ELÍO, Francisco Javier de.
El Virrey de las provincias del Rio de la Plata a los habitantes de este ciudad.
Montevideo (Uruguay), 31 August 1811. Oblong 1mo (whole sheet) broadside (31 x 43 cm). Preserved in a half morocco clamshell box. [1], [1 blank] pp.
€ 3,350
Second known copy of one of the earliest Montevideo imprints, published by Francisco Javier de Elío (1767-1822), the last viceroy of Rio de la Plata, urging the inhabitants of the town to remain loyal to Spain, which they did until 1814 when they surrendered to the revolutionary army of the Provinces. Montevideo, capital of the Spanish colonial predecessor of modern Uruguay, was at the time a small town of about 8000 souls only. General Auchmuty established the first Montevideo printing office during the British occupation, in the winter of 1807, but it was removed in the same year to Buenos Aires. In 1810, the Infanta Carlotta Joaquina sent a printing press from Buenos Aires, allowing the city to set up its first permanent printing office, whose first imprints appeared later that year. It was an official city press, and when named in imprints (including other proclamations by the Viceroy), it was usually simply called "la imprenta de la ciudad de Montevideo". Since it was the only printing office in Montevideo at the time, it almost certainly produced the present publication.
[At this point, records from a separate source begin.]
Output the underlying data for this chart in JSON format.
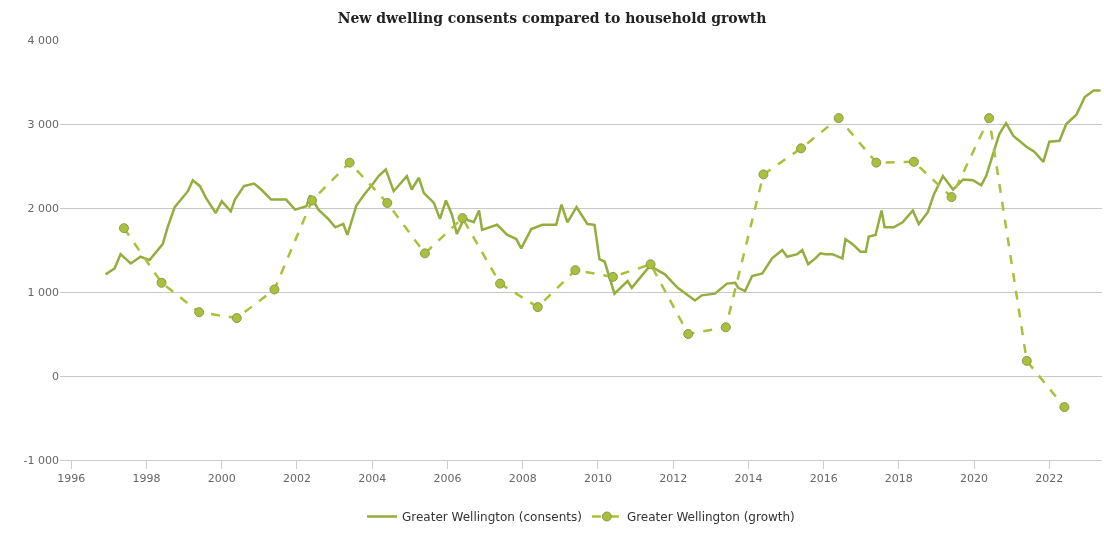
{
  "chart_data": {
    "type": "line",
    "title": "New dwelling consents compared to household growth",
    "xlim": [
      1995.7,
      2023.4
    ],
    "xticks": [
      1996,
      1998,
      2000,
      2002,
      2004,
      2006,
      2008,
      2010,
      2012,
      2014,
      2016,
      2018,
      2020,
      2022
    ],
    "ylim": [
      -1000,
      4000
    ],
    "yticks": [
      {
        "value": -1000,
        "label": "-1 000"
      },
      0,
      {
        "value": 1000,
        "label": "1 000"
      },
      {
        "value": 2000,
        "label": "2 000"
      },
      {
        "value": 3000,
        "label": "3 000"
      },
      {
        "value": 4000,
        "label": "4 000"
      }
    ],
    "grid": "y",
    "legend": "bottom",
    "series": [
      {
        "name": "Greater Wellington (consents)",
        "color": "#93ad3e",
        "marker": "none",
        "line_style": "solid",
        "x": [
          1996.91,
          1997.15,
          1997.31,
          1997.58,
          1997.84,
          1998.08,
          1998.43,
          1998.56,
          1998.75,
          1999.1,
          1999.23,
          1999.42,
          1999.58,
          1999.84,
          2000.0,
          2000.24,
          2000.35,
          2000.59,
          2000.86,
          2001.05,
          2001.31,
          2001.71,
          2001.95,
          2002.25,
          2002.35,
          2002.57,
          2002.83,
          2003.02,
          2003.23,
          2003.34,
          2003.58,
          2003.77,
          2004.04,
          2004.17,
          2004.36,
          2004.57,
          2004.92,
          2005.05,
          2005.24,
          2005.37,
          2005.64,
          2005.8,
          2005.96,
          2006.12,
          2006.25,
          2006.44,
          2006.7,
          2006.84,
          2006.92,
          2007.32,
          2007.59,
          2007.83,
          2007.96,
          2008.23,
          2008.52,
          2008.89,
          2009.03,
          2009.19,
          2009.43,
          2009.72,
          2009.91,
          2010.04,
          2010.18,
          2010.44,
          2010.79,
          2010.9,
          2011.38,
          2011.78,
          2012.12,
          2012.58,
          2012.76,
          2013.11,
          2013.43,
          2013.65,
          2013.73,
          2013.91,
          2014.1,
          2014.37,
          2014.63,
          2014.9,
          2015.03,
          2015.3,
          2015.43,
          2015.59,
          2015.78,
          2015.91,
          2016.05,
          2016.23,
          2016.5,
          2016.58,
          2016.77,
          2016.98,
          2017.12,
          2017.2,
          2017.38,
          2017.54,
          2017.62,
          2017.86,
          2018.1,
          2018.37,
          2018.53,
          2018.77,
          2018.93,
          2019.17,
          2019.44,
          2019.71,
          2019.97,
          2020.19,
          2020.32,
          2020.53,
          2020.67,
          2020.85,
          2021.04,
          2021.2,
          2021.39,
          2021.6,
          2021.84,
          2022.0,
          2022.27,
          2022.45,
          2022.72,
          2022.94,
          2023.18,
          2023.36
        ],
        "values": [
          1210,
          1280,
          1450,
          1340,
          1420,
          1380,
          1570,
          1770,
          2010,
          2200,
          2330,
          2260,
          2120,
          1940,
          2080,
          1960,
          2100,
          2260,
          2290,
          2220,
          2100,
          2100,
          1980,
          2020,
          2150,
          1980,
          1870,
          1770,
          1810,
          1680,
          2030,
          2150,
          2300,
          2380,
          2460,
          2200,
          2380,
          2220,
          2360,
          2180,
          2060,
          1870,
          2090,
          1920,
          1690,
          1870,
          1830,
          1970,
          1740,
          1800,
          1680,
          1630,
          1520,
          1750,
          1800,
          1800,
          2040,
          1830,
          2010,
          1810,
          1800,
          1390,
          1360,
          980,
          1130,
          1050,
          1310,
          1210,
          1050,
          900,
          960,
          980,
          1100,
          1110,
          1050,
          1010,
          1190,
          1220,
          1400,
          1500,
          1420,
          1450,
          1500,
          1330,
          1400,
          1460,
          1450,
          1450,
          1400,
          1630,
          1570,
          1480,
          1480,
          1660,
          1680,
          1970,
          1770,
          1770,
          1830,
          1970,
          1810,
          1950,
          2160,
          2380,
          2220,
          2340,
          2330,
          2270,
          2380,
          2680,
          2880,
          3010,
          2860,
          2800,
          2730,
          2670,
          2550,
          2790,
          2800,
          3000,
          3110,
          3320,
          3400,
          3400
        ]
      },
      {
        "name": "Greater Wellington (growth)",
        "color": "#a9c03c",
        "marker": "circle",
        "line_style": "dashed",
        "x": [
          1997.4,
          1998.4,
          1999.4,
          2000.4,
          2001.4,
          2002.4,
          2003.4,
          2004.4,
          2005.4,
          2006.4,
          2007.4,
          2008.4,
          2009.4,
          2010.4,
          2011.4,
          2012.4,
          2013.4,
          2014.4,
          2015.4,
          2016.4,
          2017.4,
          2018.4,
          2019.4,
          2020.4,
          2021.4,
          2022.4
        ],
        "values": [
          1760,
          1110,
          760,
          690,
          1030,
          2090,
          2540,
          2060,
          1460,
          1880,
          1100,
          820,
          1260,
          1180,
          1330,
          500,
          580,
          2400,
          2710,
          3070,
          2540,
          2550,
          2130,
          3070,
          180,
          -370
        ]
      }
    ]
  }
}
The only other copy we have located is at the John Carter Brown Library.
Folded once vertically and with some old folds, a couple small tears and a small hole, with no loss, and a few small ink stains, but still in good condition and with all deckles intact. KVK (JCB copy only); WorldCat 79060913 (no location); not in Estrada, Historia y bibliografîa de la imprenta en Montevideo; Palau; Sabin; Zinny.